As might be expected, approaches that try to enhance AEC proliferation and thus promote repair have been advocated as possible novel therapies for IPF. Inhibitors of apoptosis-effector caspases can effectively prevent epithelial cell apoptosis and fibrosis in the murine bleomycin model [47]. Captopril, an angiotensin-converting enzyme inhibitor, has the useful in vitro properties of inhibiting Fas-mediated epithelial cell apoptosis and inducing fibroblast apoptosis, and is currently undergoing clinical trials in Mexico. However, preliminary results do not show any additional improvement over combination therapy with inhaled steroid and colchicine [48]. Keratinocyte growth factor, a mitogen and differentiation growth factor for type II AECs, has been found to have a protective effect against development of fibrosis in animal models of bleomycin-induced pulmonary fibrosis, where it downregulates TGF-β and PDGF-BB expression [49]. Similarly, hepatocyte growth factor stimulates proliferation, migration and fibrinolytic capacity in A549 AECs and attenuates collagen deposition in a murine bleomycin-induced pulmonary fibrosis model. Of note, the antifibrotic effects of hepatocyte growth factor were maintained even when administered after development of the fibrosis [50].

Neovascularisation in the lungs of IPF patients was first identified by morphological examination, but there have been few studies to characterise its role in the fibrogenic process. Vessel formation requires endothelial cell migration, proliferation and degradation of ECM, thought to be regulated by a number of growth factors, and its initiation is dependent on the balance between angiogenic and angiostatic factors.

Members of the CXC chemokine family can exert opposing effects on angiogenesis due to the presence or absence of three amino acids (Glu-Leu-Arg; the ELR motif). IL-8 (containing the ELR motif) is thus angiogenic, while interferon-inducing protein-10 (IP-10) (lacking the ELR motif) is angiostatic.
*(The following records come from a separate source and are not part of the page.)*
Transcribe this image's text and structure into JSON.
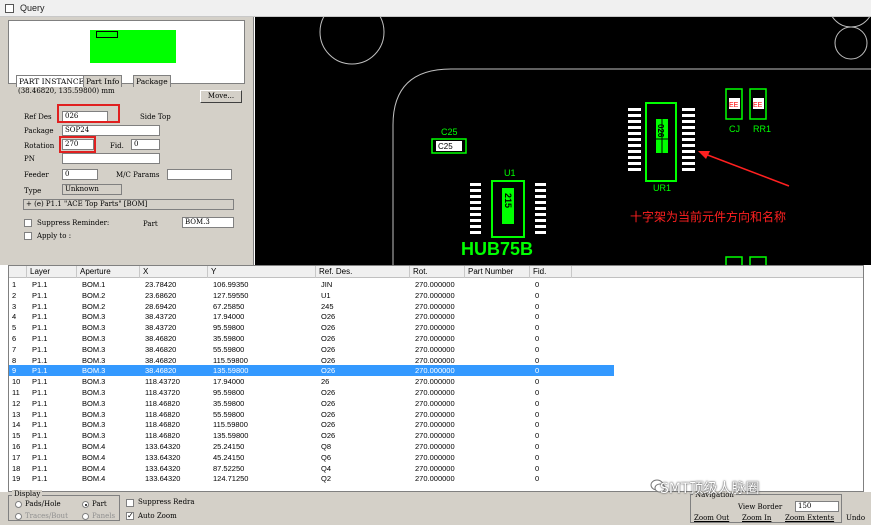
{
  "window": {
    "title": "Query"
  },
  "part_instance": {
    "tabs": [
      "PART INSTANCE",
      "Part Info",
      "Package"
    ],
    "coords": "(38.46820, 135.59800) mm",
    "move_button": "Move...",
    "ref_des_label": "Ref Des",
    "ref_des_value": "026",
    "side_text": "Side Top",
    "package_label": "Package",
    "package_value": "SOP24",
    "rotation_label": "Rotation",
    "rotation_value": "270",
    "fid_label": "Fid.",
    "fid_value": "0",
    "pn_label": "PN",
    "pn_value": "",
    "feeder_label": "Feeder",
    "feeder_value": "0",
    "mc_params_label": "M/C Params",
    "mc_params_value": "",
    "type_label": "Type",
    "type_value": "Unknown",
    "part_list_value": "+ (e) P1.1 \"ACE Top Parts\" [BOM]",
    "suppress_label": "Suppress Reminder:",
    "part_label": "Part",
    "part_value": "BOM.3",
    "apply_label": "Apply to :"
  },
  "canvas": {
    "labels": {
      "c25": "C25",
      "c25_pad": "C25",
      "u1": "U1",
      "u1_body": "215",
      "hub": "HUB75B",
      "ur1": "UR1",
      "cj": "CJ",
      "rr1": "RR1",
      "comp_body": "026",
      "ee1": "EE",
      "ee2": "EE"
    },
    "annotation": "十字架为当前元件方向和名称",
    "colors": {
      "silk": "#00ff00",
      "outline": "#c0c0c0",
      "annotation": "#ff2020",
      "pad": "#ffffff"
    }
  },
  "table": {
    "headers": [
      "Layer",
      "Aperture",
      "X",
      "Y",
      "Ref. Des.",
      "Rot.",
      "Part Number",
      "Fid."
    ],
    "selected_index": 8,
    "rows": [
      [
        "1",
        "P1.1",
        "BOM.1",
        "23.78420",
        "106.99350",
        "JIN",
        "270.000000",
        "",
        "0"
      ],
      [
        "2",
        "P1.1",
        "BOM.2",
        "23.68620",
        "127.59550",
        "U1",
        "270.000000",
        "",
        "0"
      ],
      [
        "3",
        "P1.1",
        "BOM.2",
        "28.69420",
        "67.25850",
        "245",
        "270.000000",
        "",
        "0"
      ],
      [
        "4",
        "P1.1",
        "BOM.3",
        "38.43720",
        "17.94000",
        "O26",
        "270.000000",
        "",
        "0"
      ],
      [
        "5",
        "P1.1",
        "BOM.3",
        "38.43720",
        "95.59800",
        "O26",
        "270.000000",
        "",
        "0"
      ],
      [
        "6",
        "P1.1",
        "BOM.3",
        "38.46820",
        "35.59800",
        "O26",
        "270.000000",
        "",
        "0"
      ],
      [
        "7",
        "P1.1",
        "BOM.3",
        "38.46820",
        "55.59800",
        "O26",
        "270.000000",
        "",
        "0"
      ],
      [
        "8",
        "P1.1",
        "BOM.3",
        "38.46820",
        "115.59800",
        "O26",
        "270.000000",
        "",
        "0"
      ],
      [
        "9",
        "P1.1",
        "BOM.3",
        "38.46820",
        "135.59800",
        "O26",
        "270.000000",
        "",
        "0"
      ],
      [
        "10",
        "P1.1",
        "BOM.3",
        "118.43720",
        "17.94000",
        "26",
        "270.000000",
        "",
        "0"
      ],
      [
        "11",
        "P1.1",
        "BOM.3",
        "118.43720",
        "95.59800",
        "O26",
        "270.000000",
        "",
        "0"
      ],
      [
        "12",
        "P1.1",
        "BOM.3",
        "118.46820",
        "35.59800",
        "O26",
        "270.000000",
        "",
        "0"
      ],
      [
        "13",
        "P1.1",
        "BOM.3",
        "118.46820",
        "55.59800",
        "O26",
        "270.000000",
        "",
        "0"
      ],
      [
        "14",
        "P1.1",
        "BOM.3",
        "118.46820",
        "115.59800",
        "O26",
        "270.000000",
        "",
        "0"
      ],
      [
        "15",
        "P1.1",
        "BOM.3",
        "118.46820",
        "135.59800",
        "O26",
        "270.000000",
        "",
        "0"
      ],
      [
        "16",
        "P1.1",
        "BOM.4",
        "133.64320",
        "25.24150",
        "Q8",
        "270.000000",
        "",
        "0"
      ],
      [
        "17",
        "P1.1",
        "BOM.4",
        "133.64320",
        "45.24150",
        "Q6",
        "270.000000",
        "",
        "0"
      ],
      [
        "18",
        "P1.1",
        "BOM.4",
        "133.64320",
        "87.52250",
        "Q4",
        "270.000000",
        "",
        "0"
      ],
      [
        "19",
        "P1.1",
        "BOM.4",
        "133.64320",
        "124.71250",
        "Q2",
        "270.000000",
        "",
        "0"
      ]
    ]
  },
  "bottom": {
    "display_label": "Display",
    "pads_hole": "Pads/Hole",
    "part": "Part",
    "traces_bout": "Traces/Bout",
    "panels": "Panels",
    "suppress_redraw": "Suppress Redra",
    "auto_zoom": "Auto Zoom",
    "navigation_label": "Navigation",
    "view_border_label": "View Border",
    "view_border_value": "150",
    "zoom_out": "Zoom Out",
    "zoom_in": "Zoom In",
    "zoom_extents": "Zoom Extents",
    "undo": "Undo"
  },
  "watermark": "SMT顶级人脉圈"
}
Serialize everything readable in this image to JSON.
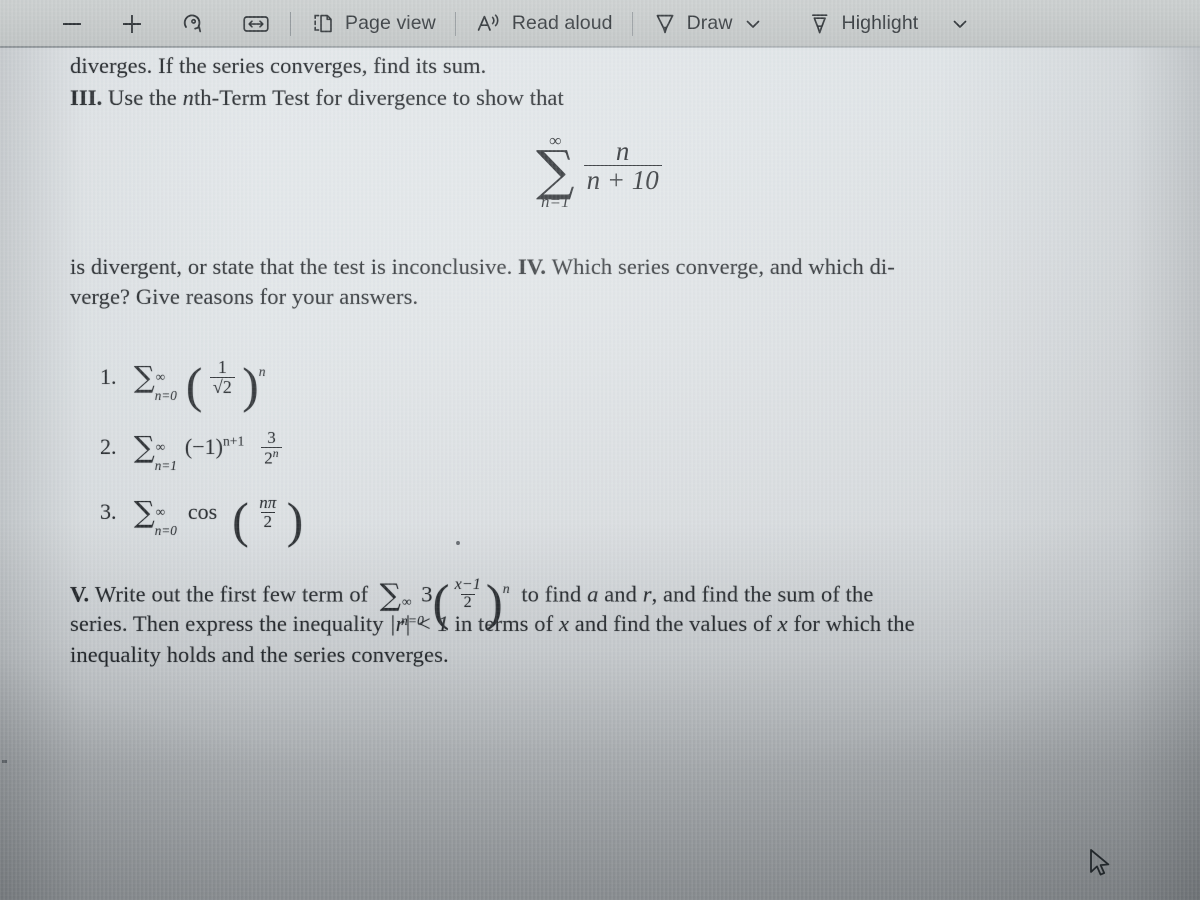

Levels of IL-8 are increased and those of IP-10 decreased in IPF samples compared with controls, favouring net angiogenesis. Furthermore, depletion of IL-8 or IP-10 from IPF fibroblast-conditioned media decreases or increases angiogenesis, respectively [51], and IP-10 administered to mice reduces the fibrotic response to bleomycin, through regulation of angiogenesis [52].

VEGF is an established, essential, angiogenic factor. In a rat model of bleomycin-induced pulmonary fibrosis, increased numbers of VEGF-positive type II AECs and myofibroblasts were identified localised in fibrotic lesions [53]. Recent data have shown that VEGF induces expression of CTGF, apparently through TGF-β-independent pathways, which is mediated through VEGF receptors Flt1 and KDR/Flk1 [54]. CTGF itself is angiogenic, inducing endothelial chemotaxis and proliferation and neovascularisation in vivo, mediated via binding to integrin α_vβ₃ [31]. Furthermore, CTGF antisense inhibits both proliferation and migration of vascular endothelial cells in vitro [55]. It is as yet unclear whether CTGF contributes to the observed neovascularisation in IPF, and whether VEGF regulation of CTGF provides an alternative pathway for CTGF overexpression in IPF lungs.